Background: Temporal Action Segmentation aims to assign each frame in a long video sequence to its corresponding action category, which is an important task in video understanding. However, training high-performance action segmentation models requires large amounts of long video data and dense frame-by-frame annotations, incurring massive storage and transmission costs.

Limitations of Prior Work:

Massive Data Scale: Action segmentation datasets typically contain long continuous videos. For example, the Breakfast dataset contains approximately 28GB of feature data, and the 50Salads dataset also contains about 4.5GB.
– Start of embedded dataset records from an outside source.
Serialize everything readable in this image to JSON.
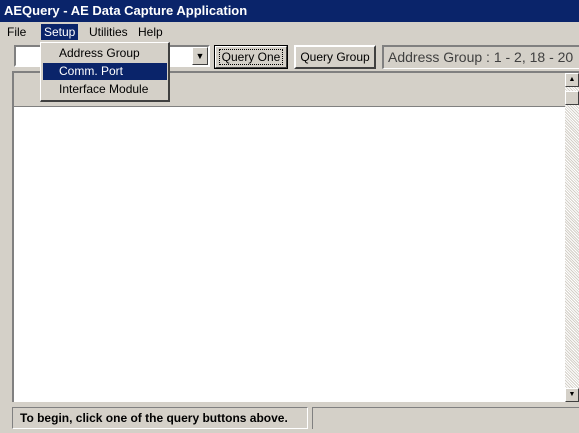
{
  "window": {
    "title": "AEQuery  - AE Data Capture Application"
  },
  "menubar": {
    "items": [
      {
        "label": "File"
      },
      {
        "label": "Setup",
        "active": true
      },
      {
        "label": "Utilities"
      },
      {
        "label": "Help"
      }
    ]
  },
  "setup_menu": {
    "items": [
      {
        "label": "Address Group"
      },
      {
        "label": "Comm. Port",
        "highlighted": true
      },
      {
        "label": "Interface Module"
      }
    ]
  },
  "toolbar": {
    "combo_value": "",
    "query_one_label": "Query One",
    "query_group_label": "Query Group",
    "address_group_display": "Address Group : 1 - 2, 18 - 20"
  },
  "statusbar": {
    "message": "To begin, click one of the query buttons above."
  },
  "colors": {
    "title_bar": "#0a246a",
    "face": "#d4d0c8",
    "highlight": "#0a246a"
  }
}
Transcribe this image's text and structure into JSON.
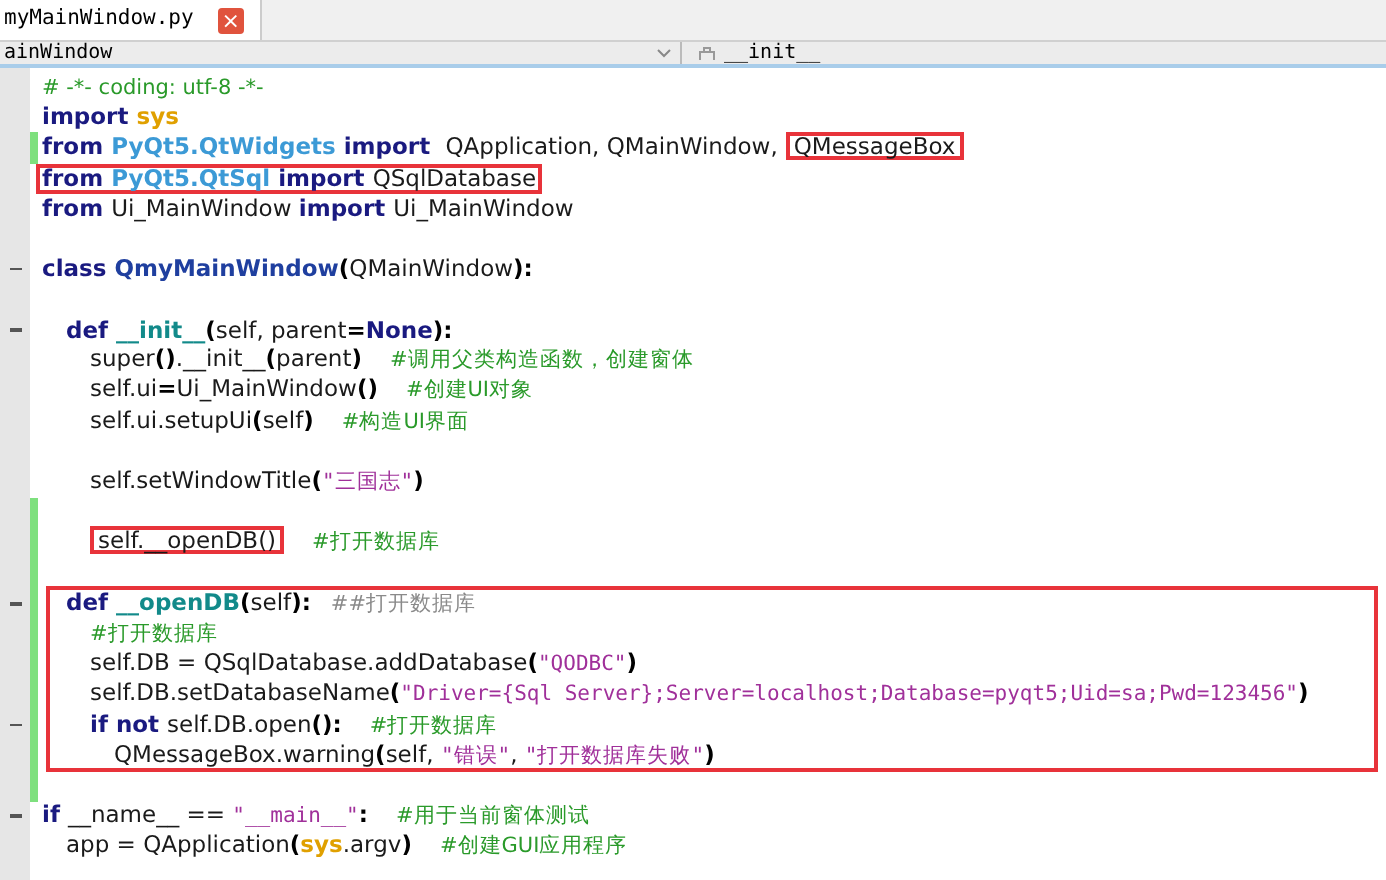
{
  "tab": {
    "title": "myMainWindow.py",
    "close": "×"
  },
  "navigation": {
    "class_combo": "ainWindow",
    "method_combo": "__init__"
  },
  "code": {
    "lines": [
      {
        "fold": false,
        "changed": false,
        "boxed": false,
        "segments": [
          {
            "kind": "cmt",
            "text": "# -*- coding: utf-8 -*-"
          }
        ]
      },
      {
        "fold": false,
        "changed": false,
        "boxed": false,
        "segments": [
          {
            "kind": "kw",
            "text": "import "
          },
          {
            "kind": "builtin",
            "text": "sys"
          }
        ]
      },
      {
        "fold": false,
        "changed": true,
        "boxed": false,
        "segments": [
          {
            "kind": "kw",
            "text": "from "
          },
          {
            "kind": "mod",
            "text": "PyQt5.QtWidgets"
          },
          {
            "kind": "kw",
            "text": " import "
          },
          {
            "kind": "plain",
            "text": " QApplication, QMainWindow,"
          },
          {
            "kind": "plain",
            "text": "QMessageBox",
            "boxed": true
          }
        ]
      },
      {
        "fold": false,
        "changed": false,
        "boxed": true,
        "segments": [
          {
            "kind": "kw",
            "text": "from "
          },
          {
            "kind": "mod",
            "text": "PyQt5.QtSql"
          },
          {
            "kind": "kw",
            "text": " import "
          },
          {
            "kind": "plain",
            "text": "QSqlDatabase"
          }
        ]
      },
      {
        "fold": false,
        "changed": false,
        "boxed": false,
        "segments": [
          {
            "kind": "kw",
            "text": "from "
          },
          {
            "kind": "plain",
            "text": "Ui_MainWindow "
          },
          {
            "kind": "kw",
            "text": "import "
          },
          {
            "kind": "plain",
            "text": "Ui_MainWindow"
          }
        ]
      },
      {
        "fold": false,
        "changed": false,
        "boxed": false
      },
      {
        "fold": true,
        "changed": false,
        "boxed": false,
        "segments": [
          {
            "kind": "kw",
            "text": "class "
          },
          {
            "kind": "cls",
            "text": "QmyMainWindow"
          },
          {
            "kind": "punct",
            "text": "("
          },
          {
            "kind": "plain",
            "text": "QMainWindow"
          },
          {
            "kind": "punct",
            "text": "):"
          }
        ],
        "children": [
          {
            "fold": false,
            "changed": false,
            "boxed": false
          },
          {
            "fold": true,
            "changed": false,
            "boxed": false,
            "segments": [
              {
                "kind": "kw",
                "text": "def "
              },
              {
                "kind": "fn",
                "text": "__init__"
              },
              {
                "kind": "punct",
                "text": "("
              },
              {
                "kind": "plain",
                "text": "self, parent"
              },
              {
                "kind": "punct",
                "text": "="
              },
              {
                "kind": "kw",
                "text": "None"
              },
              {
                "kind": "punct",
                "text": "):"
              }
            ],
            "children": [
              {
                "fold": false,
                "changed": false,
                "boxed": false,
                "segments": [
                  {
                    "kind": "plain",
                    "text": "super"
                  },
                  {
                    "kind": "punct",
                    "text": "()"
                  },
                  {
                    "kind": "plain",
                    "text": ".__init__"
                  },
                  {
                    "kind": "punct",
                    "text": "("
                  },
                  {
                    "kind": "plain",
                    "text": "parent"
                  },
                  {
                    "kind": "punct",
                    "text": ")"
                  },
                  {
                    "kind": "cmt",
                    "text": "#调用父类构造函数，创建窗体"
                  }
                ]
              },
              {
                "fold": false,
                "changed": false,
                "boxed": false,
                "segments": [
                  {
                    "kind": "plain",
                    "text": "self.ui"
                  },
                  {
                    "kind": "punct",
                    "text": "="
                  },
                  {
                    "kind": "plain",
                    "text": "Ui_MainWindow"
                  },
                  {
                    "kind": "punct",
                    "text": "()"
                  },
                  {
                    "kind": "cmt",
                    "text": "#创建UI对象"
                  }
                ]
              },
              {
                "fold": false,
                "changed": false,
                "boxed": false,
                "segments": [
                  {
                    "kind": "plain",
                    "text": "self.ui.setupUi"
                  },
                  {
                    "kind": "punct",
                    "text": "("
                  },
                  {
                    "kind": "plain",
                    "text": "self"
                  },
                  {
                    "kind": "punct",
                    "text": ")"
                  },
                  {
                    "kind": "cmt",
                    "text": "#构造UI界面"
                  }
                ]
              },
              {
                "fold": false,
                "changed": false,
                "boxed": false
              },
              {
                "fold": false,
                "changed": false,
                "boxed": false,
                "segments": [
                  {
                    "kind": "plain",
                    "text": "self.setWindowTitle"
                  },
                  {
                    "kind": "punct",
                    "text": "("
                  },
                  {
                    "kind": "str",
                    "text": "\"三国志\""
                  },
                  {
                    "kind": "punct",
                    "text": ")"
                  }
                ]
              },
              {
                "fold": false,
                "changed": true,
                "boxed": false
              },
              {
                "fold": false,
                "changed": true,
                "boxed": false,
                "segments": [
                  {
                    "kind": "plain",
                    "text": "self.__openDB()",
                    "boxed": true
                  },
                  {
                    "kind": "cmt",
                    "text": "#打开数据库"
                  }
                ]
              },
              {
                "fold": false,
                "changed": true,
                "boxed": false
              }
            ]
          },
          {
            "fold": true,
            "changed": true,
            "boxed": true,
            "segments": [
              {
                "kind": "kw",
                "text": "def "
              },
              {
                "kind": "fn",
                "text": "__openDB"
              },
              {
                "kind": "punct",
                "text": "("
              },
              {
                "kind": "plain",
                "text": "self"
              },
              {
                "kind": "punct",
                "text": "):"
              },
              {
                "kind": "muted",
                "text": "##打开数据库"
              }
            ],
            "children": [
              {
                "fold": false,
                "changed": true,
                "boxed": false,
                "segments": [
                  {
                    "kind": "cmt",
                    "text": "#打开数据库"
                  }
                ]
              },
              {
                "fold": false,
                "changed": true,
                "boxed": false,
                "segments": [
                  {
                    "kind": "plain",
                    "text": "self.DB = QSqlDatabase.addDatabase"
                  },
                  {
                    "kind": "punct",
                    "text": "("
                  },
                  {
                    "kind": "str",
                    "text": "\"QODBC\""
                  },
                  {
                    "kind": "punct",
                    "text": ")"
                  }
                ]
              },
              {
                "fold": false,
                "changed": true,
                "boxed": false,
                "segments": [
                  {
                    "kind": "plain",
                    "text": "self.DB.setDatabaseName"
                  },
                  {
                    "kind": "punct",
                    "text": "("
                  },
                  {
                    "kind": "str",
                    "text": "\"Driver={Sql Server};Server=localhost;Database=pyqt5;Uid=sa;Pwd=123456\""
                  },
                  {
                    "kind": "punct",
                    "text": ")"
                  }
                ]
              },
              {
                "fold": true,
                "changed": true,
                "boxed": false,
                "segments": [
                  {
                    "kind": "kw",
                    "text": "if not "
                  },
                  {
                    "kind": "plain",
                    "text": "self.DB.open"
                  },
                  {
                    "kind": "punct",
                    "text": "():"
                  },
                  {
                    "kind": "cmt",
                    "text": "#打开数据库"
                  }
                ],
                "children": [
                  {
                    "fold": false,
                    "changed": true,
                    "boxed": false,
                    "segments": [
                      {
                        "kind": "plain",
                        "text": "QMessageBox.warning"
                      },
                      {
                        "kind": "punct",
                        "text": "("
                      },
                      {
                        "kind": "plain",
                        "text": "self, "
                      },
                      {
                        "kind": "str",
                        "text": "\"错误\""
                      },
                      {
                        "kind": "plain",
                        "text": ", "
                      },
                      {
                        "kind": "str",
                        "text": "\"打开数据库失败\""
                      },
                      {
                        "kind": "punct",
                        "text": ")"
                      }
                    ]
                  }
                ]
              }
            ]
          }
        ]
      },
      {
        "fold": false,
        "changed": true,
        "boxed": false
      },
      {
        "fold": true,
        "changed": false,
        "boxed": false,
        "segments": [
          {
            "kind": "kw",
            "text": "if "
          },
          {
            "kind": "plain",
            "text": "__name__ == "
          },
          {
            "kind": "str",
            "text": "\"__main__\""
          },
          {
            "kind": "punct",
            "text": ":"
          },
          {
            "kind": "cmt",
            "text": "#用于当前窗体测试"
          }
        ],
        "children": [
          {
            "fold": false,
            "changed": false,
            "boxed": false,
            "segments": [
              {
                "kind": "plain",
                "text": "app = QApplication"
              },
              {
                "kind": "punct",
                "text": "("
              },
              {
                "kind": "builtin",
                "text": "sys"
              },
              {
                "kind": "plain",
                "text": ".argv"
              },
              {
                "kind": "punct",
                "text": ")"
              },
              {
                "kind": "cmt",
                "text": "#创建GUI应用程序"
              }
            ]
          }
        ]
      }
    ]
  }
}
Extremely High Annotation Cost: Action category annotations are required for every frame of the video, which is significantly more expensive than image classification annotations.

Privacy and Distribution Issues: In certain fields (such as healthcare and industry), original video data may contain sensitive information and cannot be freely distributed.
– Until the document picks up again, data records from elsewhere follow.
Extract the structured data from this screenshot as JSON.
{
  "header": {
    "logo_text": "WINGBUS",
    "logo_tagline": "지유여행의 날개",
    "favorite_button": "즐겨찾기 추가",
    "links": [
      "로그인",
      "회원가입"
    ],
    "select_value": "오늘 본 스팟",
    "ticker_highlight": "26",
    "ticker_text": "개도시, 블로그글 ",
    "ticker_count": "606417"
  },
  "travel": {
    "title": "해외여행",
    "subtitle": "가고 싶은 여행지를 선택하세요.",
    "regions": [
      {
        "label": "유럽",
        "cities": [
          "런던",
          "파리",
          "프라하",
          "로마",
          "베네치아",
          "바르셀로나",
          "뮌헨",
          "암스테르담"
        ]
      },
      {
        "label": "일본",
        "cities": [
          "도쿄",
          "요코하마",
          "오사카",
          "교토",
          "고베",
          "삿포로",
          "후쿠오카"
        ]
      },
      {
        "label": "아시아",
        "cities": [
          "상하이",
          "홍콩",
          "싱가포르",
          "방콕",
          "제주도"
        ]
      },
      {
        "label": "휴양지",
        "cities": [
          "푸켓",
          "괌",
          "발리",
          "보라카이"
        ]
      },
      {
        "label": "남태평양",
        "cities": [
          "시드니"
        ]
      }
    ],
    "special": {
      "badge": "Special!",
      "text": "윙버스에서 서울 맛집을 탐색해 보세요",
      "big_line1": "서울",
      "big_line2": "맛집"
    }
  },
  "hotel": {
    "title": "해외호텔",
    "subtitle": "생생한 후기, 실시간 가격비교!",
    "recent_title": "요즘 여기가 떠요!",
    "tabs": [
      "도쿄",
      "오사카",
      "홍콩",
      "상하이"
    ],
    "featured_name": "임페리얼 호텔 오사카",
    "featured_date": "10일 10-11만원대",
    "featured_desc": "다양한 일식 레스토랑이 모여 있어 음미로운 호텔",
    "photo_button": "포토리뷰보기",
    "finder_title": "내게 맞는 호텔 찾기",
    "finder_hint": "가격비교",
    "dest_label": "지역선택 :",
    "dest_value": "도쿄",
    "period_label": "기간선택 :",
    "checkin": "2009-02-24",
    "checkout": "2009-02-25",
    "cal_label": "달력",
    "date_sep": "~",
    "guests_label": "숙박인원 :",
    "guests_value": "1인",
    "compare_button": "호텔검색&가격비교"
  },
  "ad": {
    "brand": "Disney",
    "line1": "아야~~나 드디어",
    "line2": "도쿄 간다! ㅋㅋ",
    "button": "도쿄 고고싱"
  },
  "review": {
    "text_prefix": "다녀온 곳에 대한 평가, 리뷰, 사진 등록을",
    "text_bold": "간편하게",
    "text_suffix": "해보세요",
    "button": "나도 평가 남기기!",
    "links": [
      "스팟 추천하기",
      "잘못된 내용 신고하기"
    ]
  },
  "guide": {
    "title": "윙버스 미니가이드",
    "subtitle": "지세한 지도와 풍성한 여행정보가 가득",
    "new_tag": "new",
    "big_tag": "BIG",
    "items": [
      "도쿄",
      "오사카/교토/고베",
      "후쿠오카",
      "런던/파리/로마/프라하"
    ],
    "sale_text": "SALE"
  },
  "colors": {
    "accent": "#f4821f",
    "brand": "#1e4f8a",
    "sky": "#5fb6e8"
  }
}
Limitations of Existing Distillation Methods: Image-level dataset distillation methods (e.g., Dataset Distillation) are difficult to apply directly to temporal data, since action segmentation involves long-sequence temporal structures and action transition patterns.

Temporal Consistency: Distilled data must maintain the temporal structure of actions; simple frame-level sampling destroys action continuity and transition patterns.
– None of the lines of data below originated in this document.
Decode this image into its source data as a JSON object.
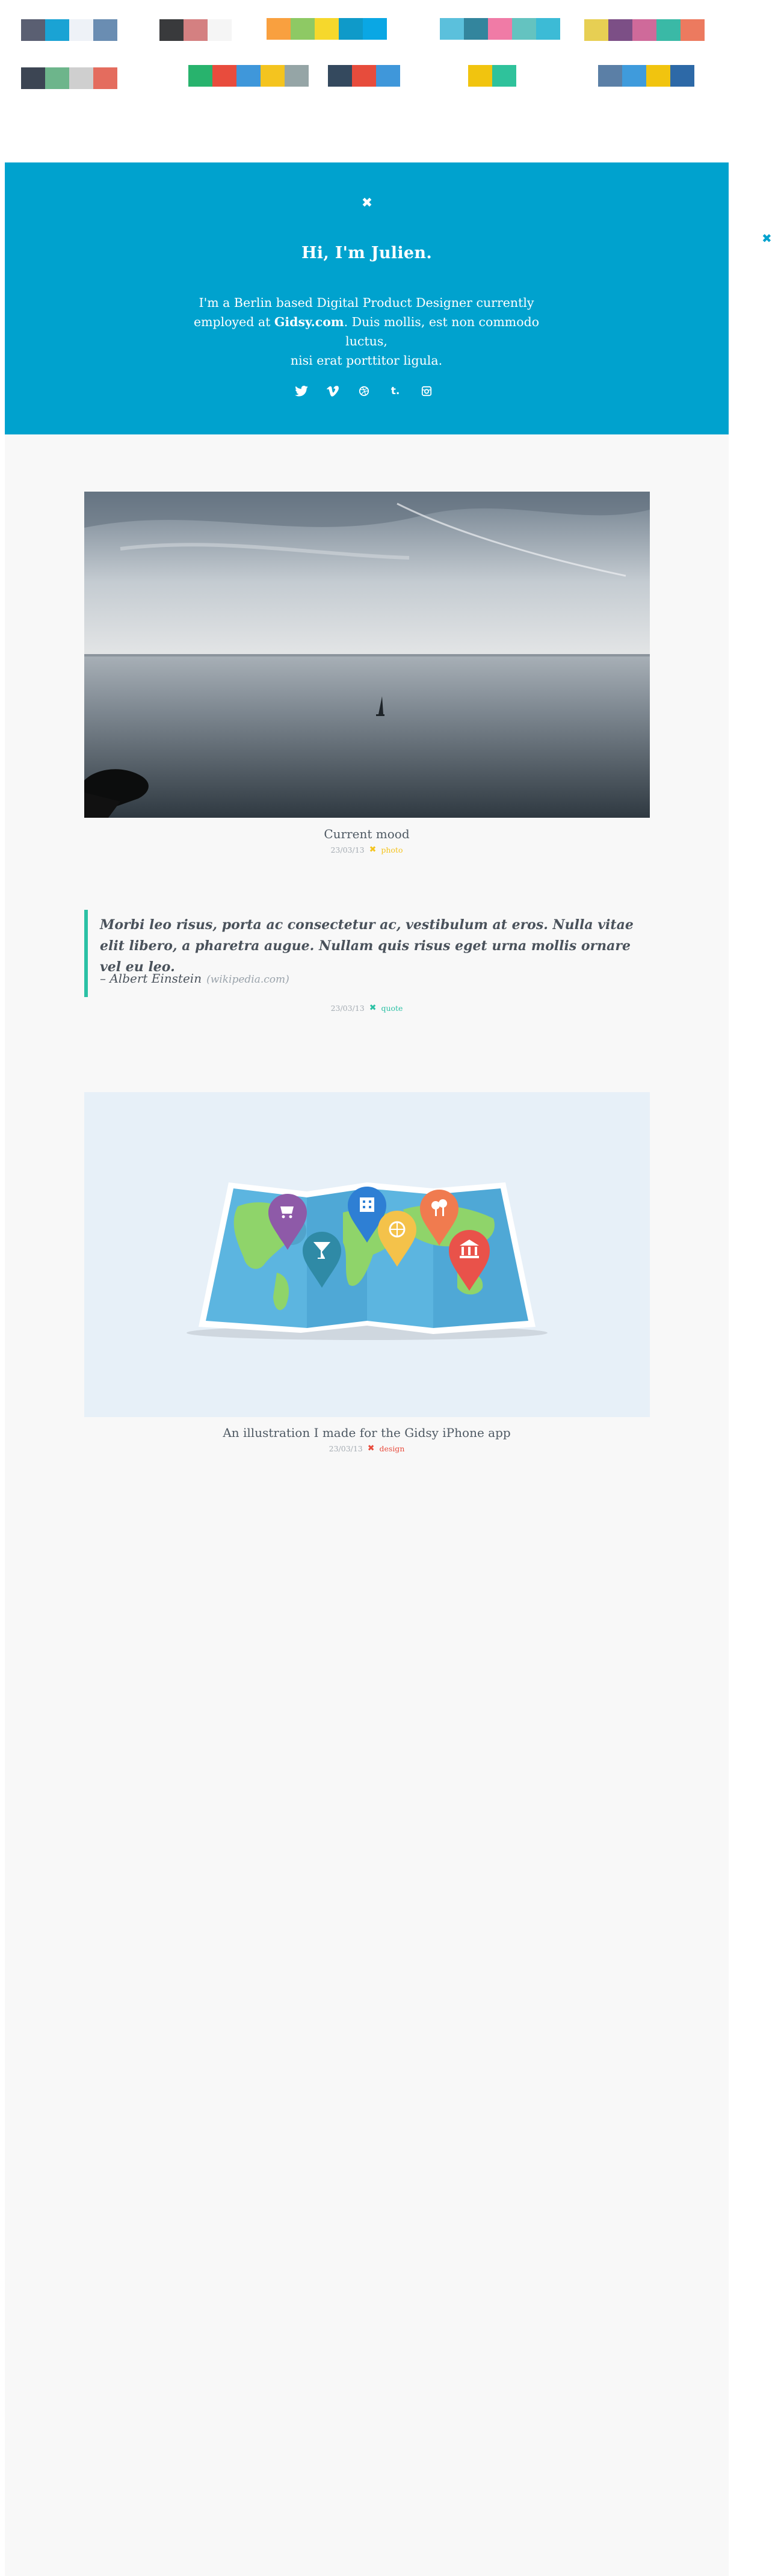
{
  "palettes": [
    [
      "#5a5f72",
      "#1aa3d4",
      "#eef2f7",
      "#6a8db2"
    ],
    [
      "#393a3c",
      "#d48081",
      "#f5f5f5"
    ],
    [
      "#f9a03f",
      "#8ec964",
      "#f6d82c",
      "#0f9ac9",
      "#0aa7e4"
    ],
    [
      "#5bc0dc",
      "#33859d",
      "#f07ba6",
      "#64c3c0",
      "#3cbbd6"
    ],
    [
      "#e7cf53",
      "#7c4f86",
      "#cf6a9a",
      "#3ab9a6",
      "#ec7a5f"
    ],
    [
      "#3c4553",
      "#6db58b",
      "#cfcfcf",
      "#e46c5e"
    ],
    [
      "#28b36d",
      "#e84c3d",
      "#3f97da",
      "#f4c41f",
      "#95a5a6"
    ],
    [
      "#34495e",
      "#e74c3c",
      "#3f97da"
    ],
    [
      "#f1c40f",
      "#2fc29b"
    ],
    [
      "#5b7fa6",
      "#3f9bdc",
      "#f1c40f",
      "#2d69a7"
    ]
  ],
  "hero": {
    "close_label": "✖",
    "greeting": "Hi, I'm Julien.",
    "bio_line1": "I'm a Berlin based Digital Product Designer currently",
    "bio_pre": "employed at ",
    "bio_company": "Gidsy.com",
    "bio_post": ". Duis mollis, est non commodo luctus,",
    "bio_line3": "nisi erat porttitor ligula.",
    "socials": [
      "twitter-icon",
      "vimeo-icon",
      "dribbble-icon",
      "tumblr-icon",
      "instagram-icon"
    ],
    "tumblr_glyph": "t."
  },
  "side_close": "✖",
  "posts": {
    "photo": {
      "caption": "Current mood",
      "date": "23/03/13",
      "icon": "✖",
      "category": "photo",
      "accent": "#f4c41f"
    },
    "quote": {
      "text": "Morbi leo risus, porta ac consectetur ac, vestibulum at eros. Nulla vitae elit libero, a pharetra augue. Nullam quis risus eget urna mollis ornare vel eu leo.",
      "author": "– Albert Einstein",
      "source": "(wikipedia.com)",
      "date": "23/03/13",
      "icon": "✖",
      "category": "quote",
      "accent": "#2cc1a5"
    },
    "design": {
      "caption": "An illustration I made for the Gidsy iPhone app",
      "date": "23/03/13",
      "icon": "✖",
      "category": "design",
      "accent": "#e84c3d"
    }
  }
}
The key insight of this paper is that generative models can be utilized to learn data distributions, and network inversion can then be employed to find compact latent representations that represent the entire dataset.

Method

Overall Architecture

The proposed method consists of two core phases: (1) training a TCA generative model to learn the data distribution; (2) optimizing the latent codes through network inversion to find compact representations that can replace the original dataset.

TCA Generative Model

TCA (Temporally Coherent Action) is a generative model specifically designed for action segmentation data, capable of generating temporally coherent action sequences.

Model Architecture:

The generator \(G\) takes the latent code \(z\), the action label sequence \(a\), and the conditional information \(c\) as input, and generates the corresponding feature sequence:

\[x_{\text{gen}} = G(z, a, c)\]

Temporal Consistency Design:

TCA ensures that the generated action sequences are temporally coherent through the following mechanisms:

  • The action label sequence \(a\) provides frame-level action guidance
  • The conditional information \(c\) encodes the global action transition patterns
  • Temporal convolutions are used inside the generator to maintain local temporal continuity

Network Inversion and Latent Code Optimization

The core step is to optimize the latent code to find representations that can reconstruct the original data:

\[z^* = \arg\min_{z} \| D(z, a, c) - x \|^2\]

where \(D\) is the decoder and \(x\) is the original data. The optimized latent code \(z^*\) is much more compact than the original data, requiring only a low-dimensional vector to store each sample.

Diverse Sequence Sampling

To ensure that the distilled dataset covers the diversity of the original data, this paper designs a diversity selection strategy based on edit distance and farthest point sampling:

Strategy Objective Method
Edit Distance Measure structural differences between action sequences Calculate the edit distance between action label sequences
Farthest Point Sampling Select the most scattered samples in the latent space Greedily select the point furthest from the already selected samples
Class Balancing Ensure sufficient coverage for each action category Allocate sampling quotas proportionally according to action categories

Training After Distillation

Training action segmentation models using the distilled compact dataset:

  1. Randomly sample from the stored latent codes
  2. Decode into feature sequences through the frozen generator
  3. Train the segmentation model using the decoded features and corresponding labels

Key Experimental Results

Compression Ratio

Dataset Original Size Distilled Size Compression Ratio
Breakfast 28GB 44MB 636×
50Salads 4.5%GB 3.9%MB ~1150×

Segmentation Performance

Dataset Method MS-TCN Accuracy
Breakfast Distilled Data 55.5%
Breakfast Full Data 67.2%
50Salads Distilled Data 74.4%
50Salads Full Data 80.6%

Although there is some performance loss with the distilled data, this performance retention is impressive considering the hundreds-fold compression ratio.

Ablation Study

  • The temporal consistency design of the TCA generative model is critical; using common generative models results in unnatural jumps at action transitions in the generated sequences.
  • The diversity sampling strategy significantly outperforms random sampling, validating the importance of covering the diversity of the data distribution.
  • There is a trade-off between accuracy and compression ratio regarding the dimension of the latent code.

Summary & Outlook

This paper is the first to apply dataset distillation technology to the temporal action segmentation task, achieving extreme data compression through the TCA generative model and network inversion. It achieves a 636× compression ratio on the Breakfast dataset and approximately a 1150× compression ratio on the 50Salads dataset, while retaining respectable segmentation performance. This method opens up a new direction for data-efficient video understanding research and can be extended to other sequential tasks and larger-scale datasets in the future.